From what it sounds like, this is roughly akin to pleading guilty in a criminal case. But if involuntary treatment would have been mandated, why not then proceed with the actual adjudication. If they revoke their voluntary status before treatment is completed, why not also go for an actual adjudication. If adjudication is difficult or impossible, I tend to think a better option would be revisiting the procedures.
Before gun ownership is restricted, an examining physician must first have found that the person is a threat to his- or herself or to others. The physician must also verify that if the person had not submitted to voluntary treatment, involuntary treatment would have been mandated.
Additionally, before agreeing to treatment, the person must have received notice that such treatment might restrict future gun ownership. That person must acknowledge receipt of such notice in writing.
Finally, a judge or magistrate must have reviewed the record classifying a person as a danger and ordered that the record be submitted to the Florida Department of Law Enforcement.
If those four requirements are met, then gun ownership would be limited.
“(The bill) does not cover people who voluntarily go to private counseling for help,” Hammer said.
I’m guessing involuntary examination under the Baker Act is roughly analogous to a 302 commitment in Pennsylvania, which counts for firearms disability for purposes of Pennsylvania law, but is not (as I understand it) considered to have enough due process for federal purposes. I’m concerned that NRA is pushing a law here that could have very bad consequences people’s Second Amendment rights without sufficient due process, but I am not an expert on how adjudications happen in Florida, or how difficult the process is.

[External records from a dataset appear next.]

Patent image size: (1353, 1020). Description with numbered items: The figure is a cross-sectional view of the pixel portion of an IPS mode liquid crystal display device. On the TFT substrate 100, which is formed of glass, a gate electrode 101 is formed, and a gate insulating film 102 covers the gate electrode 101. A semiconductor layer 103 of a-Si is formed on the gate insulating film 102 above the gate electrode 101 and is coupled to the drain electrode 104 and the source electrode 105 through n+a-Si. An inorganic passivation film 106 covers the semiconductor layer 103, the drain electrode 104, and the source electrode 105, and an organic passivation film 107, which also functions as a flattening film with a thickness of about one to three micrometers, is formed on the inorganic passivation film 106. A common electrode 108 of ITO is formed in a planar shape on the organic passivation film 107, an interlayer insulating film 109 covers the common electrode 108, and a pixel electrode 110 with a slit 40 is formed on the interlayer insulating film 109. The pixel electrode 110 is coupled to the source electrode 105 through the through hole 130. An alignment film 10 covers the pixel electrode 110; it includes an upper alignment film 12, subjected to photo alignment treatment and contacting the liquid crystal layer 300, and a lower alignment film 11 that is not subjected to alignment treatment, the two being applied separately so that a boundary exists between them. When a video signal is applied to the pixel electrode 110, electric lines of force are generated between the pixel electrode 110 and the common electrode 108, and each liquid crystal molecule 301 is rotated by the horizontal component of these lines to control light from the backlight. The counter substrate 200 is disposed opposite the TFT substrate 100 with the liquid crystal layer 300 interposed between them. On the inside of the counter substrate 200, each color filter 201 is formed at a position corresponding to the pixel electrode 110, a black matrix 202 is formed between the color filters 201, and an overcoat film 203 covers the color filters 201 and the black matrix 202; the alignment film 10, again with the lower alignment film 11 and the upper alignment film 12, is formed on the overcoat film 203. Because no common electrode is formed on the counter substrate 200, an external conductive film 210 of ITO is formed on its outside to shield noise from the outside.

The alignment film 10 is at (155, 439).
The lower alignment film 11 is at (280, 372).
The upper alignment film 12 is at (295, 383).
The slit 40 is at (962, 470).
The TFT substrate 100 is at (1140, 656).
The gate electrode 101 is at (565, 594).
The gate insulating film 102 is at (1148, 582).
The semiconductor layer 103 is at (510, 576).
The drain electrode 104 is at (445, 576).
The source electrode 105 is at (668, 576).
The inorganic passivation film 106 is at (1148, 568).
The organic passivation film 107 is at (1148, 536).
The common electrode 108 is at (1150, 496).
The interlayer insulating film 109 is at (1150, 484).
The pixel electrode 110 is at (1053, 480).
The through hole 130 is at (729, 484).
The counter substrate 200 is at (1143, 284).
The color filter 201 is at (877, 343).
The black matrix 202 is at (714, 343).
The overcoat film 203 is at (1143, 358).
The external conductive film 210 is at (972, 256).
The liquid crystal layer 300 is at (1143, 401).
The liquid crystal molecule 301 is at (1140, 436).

Most firearms attorneys here in Pennsylvania will tell you that it’s routine for people in domestic situations to get taken in on a 302, triggering a sudden prohibition on firearms possession. Montco Firearms Attorney Jonathan Goldstein, who debated Ed Rendell on this topic recently, mentioned that it’s fairly common in domestic arguments. It takes no court, panel, or other kind of adjudication to get a 302, just the cops taking you in involuntarily (which is why if this happen, it’s advised that you go voluntarily). What’s being proposed in Florida would have a number of additional protections not available to Pennsylvanians, but I’m just curious why Marion Hammer is actively pushing this bill. It’s one thing to decide to go neutral on a bill, especially when there needs to be a sacrifice on the altar of “Something must be done!,” and you’ve whittled them down to something fairly innocuous. But quite another to be pushing it. I don’t think rights ought to be denied or disparaged without due process, and I’m very wary of setting a precent that voluntary treatment is grounds for a firearms disability. I think this will come back to bite us.